Thomas Baumgartner : Au sein du groupe Mersen, nous avons défini un programme d’excellence financière, avec l’ambition de nous améliorer sur tous les chantiers en cours. Nous travaillons ainsi sur les analyses de risque, mais également sur le digital, avec deux collaborateurs dédiés. Il est fondamental d’avoir à ses côtés des talents confirmés dans le domaine du digital. Cela nous permet par exemple de pouvoir faire le tri parmi toutes les idées de projets digitaux, et de ne développer que ceux qui en valent vraiment la peine.

Eric Clogenson : Une stratégie de transformation financière s’articule généralement autour de plusieurs axes : la mise en place de systèmes standards simplifiés, des processus comptables uniformisés, l’impact de ces changements sur l’organisation, tout en prêtant une attention particulière à l’amélioration des coûts. Ces changements s’accompagnent souvent de nouveaux outils digitaux pour le reporting et de nouvelles technologies pour la partie transactionnelle, par exemple Robotic Process Automation.

A quel stade de leur transformation digitale les directions financières peuvent-elles faire appel à Anaplan ?

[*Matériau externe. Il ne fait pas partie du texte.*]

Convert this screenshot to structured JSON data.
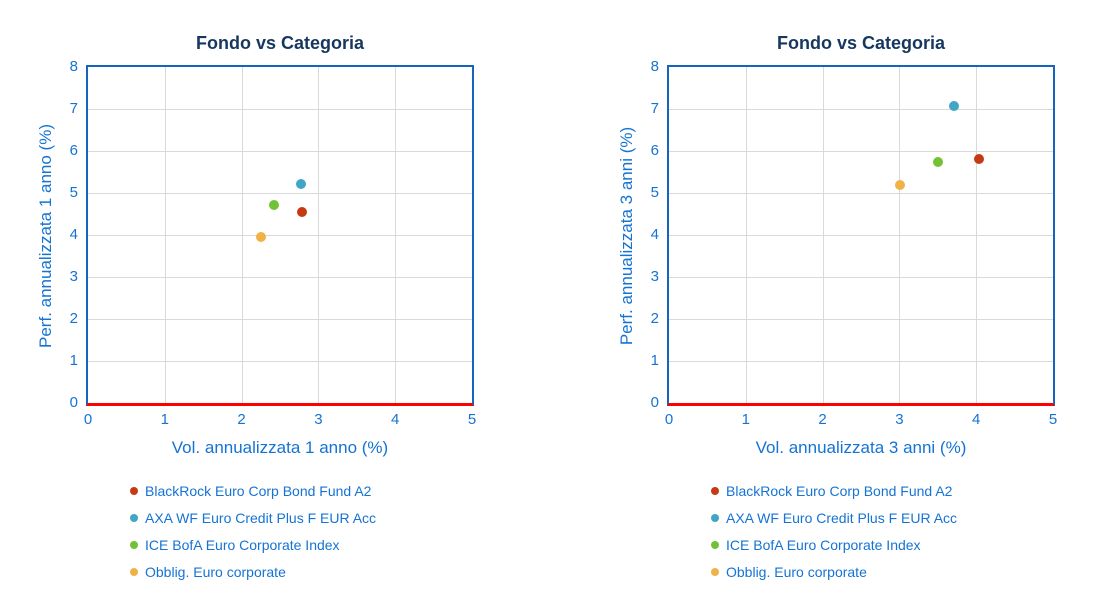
{
  "styles": {
    "title_color": "#17375e",
    "axis_text_color": "#1573d4",
    "plot_border_color": "#1565c0",
    "baseline_color": "#ff0000",
    "gridline_color": "#d9d9d9",
    "background_color": "#ffffff"
  },
  "chart_data": [
    {
      "type": "scatter",
      "title": "Fondo vs Categoria",
      "xlabel": "Vol. annualizzata 1 anno (%)",
      "ylabel": "Perf. annualizzata 1 anno (%)",
      "xlim": [
        0,
        5
      ],
      "ylim": [
        0,
        8
      ],
      "xticks": [
        0,
        1,
        2,
        3,
        4,
        5
      ],
      "yticks": [
        0,
        1,
        2,
        3,
        4,
        5,
        6,
        7,
        8
      ],
      "grid": true,
      "legend_position": "bottom-left",
      "series": [
        {
          "name": "BlackRock Euro Corp Bond Fund A2",
          "color": "#c53a14",
          "points": [
            [
              2.79,
              4.54
            ]
          ]
        },
        {
          "name": "AXA WF Euro Credit Plus F EUR Acc",
          "color": "#41a6c6",
          "points": [
            [
              2.77,
              5.21
            ]
          ]
        },
        {
          "name": "ICE BofA Euro Corporate Index",
          "color": "#72c236",
          "points": [
            [
              2.42,
              4.72
            ]
          ]
        },
        {
          "name": "Obblig. Euro corporate",
          "color": "#f0b246",
          "points": [
            [
              2.25,
              3.95
            ]
          ]
        }
      ]
    },
    {
      "type": "scatter",
      "title": "Fondo vs Categoria",
      "xlabel": "Vol. annualizzata 3 anni (%)",
      "ylabel": "Perf. annualizzata 3 anni (%)",
      "xlim": [
        0,
        5
      ],
      "ylim": [
        0,
        8
      ],
      "xticks": [
        0,
        1,
        2,
        3,
        4,
        5
      ],
      "yticks": [
        0,
        1,
        2,
        3,
        4,
        5,
        6,
        7,
        8
      ],
      "grid": true,
      "legend_position": "bottom-left",
      "series": [
        {
          "name": "BlackRock Euro Corp Bond Fund A2",
          "color": "#c53a14",
          "points": [
            [
              4.03,
              5.8
            ]
          ]
        },
        {
          "name": "AXA WF Euro Credit Plus F EUR Acc",
          "color": "#41a6c6",
          "points": [
            [
              3.71,
              7.06
            ]
          ]
        },
        {
          "name": "ICE BofA Euro Corporate Index",
          "color": "#72c236",
          "points": [
            [
              3.5,
              5.74
            ]
          ]
        },
        {
          "name": "Obblig. Euro corporate",
          "color": "#f0b246",
          "points": [
            [
              3.01,
              5.2
            ]
          ]
        }
      ]
    }
  ]
}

Nadine Pichelot : Nous pouvons bien sûr accompagner nos clients à tout moment de leur transformation digitale. Cependant, lorsque nos clients font appel à nous, c’est constamment à la suite d’une réflexion menée en interne sur le digital. Leur problématique est de briser les silos, de favoriser la collaboration et de partager les informations en temps réel pour améliorer le processus de décision.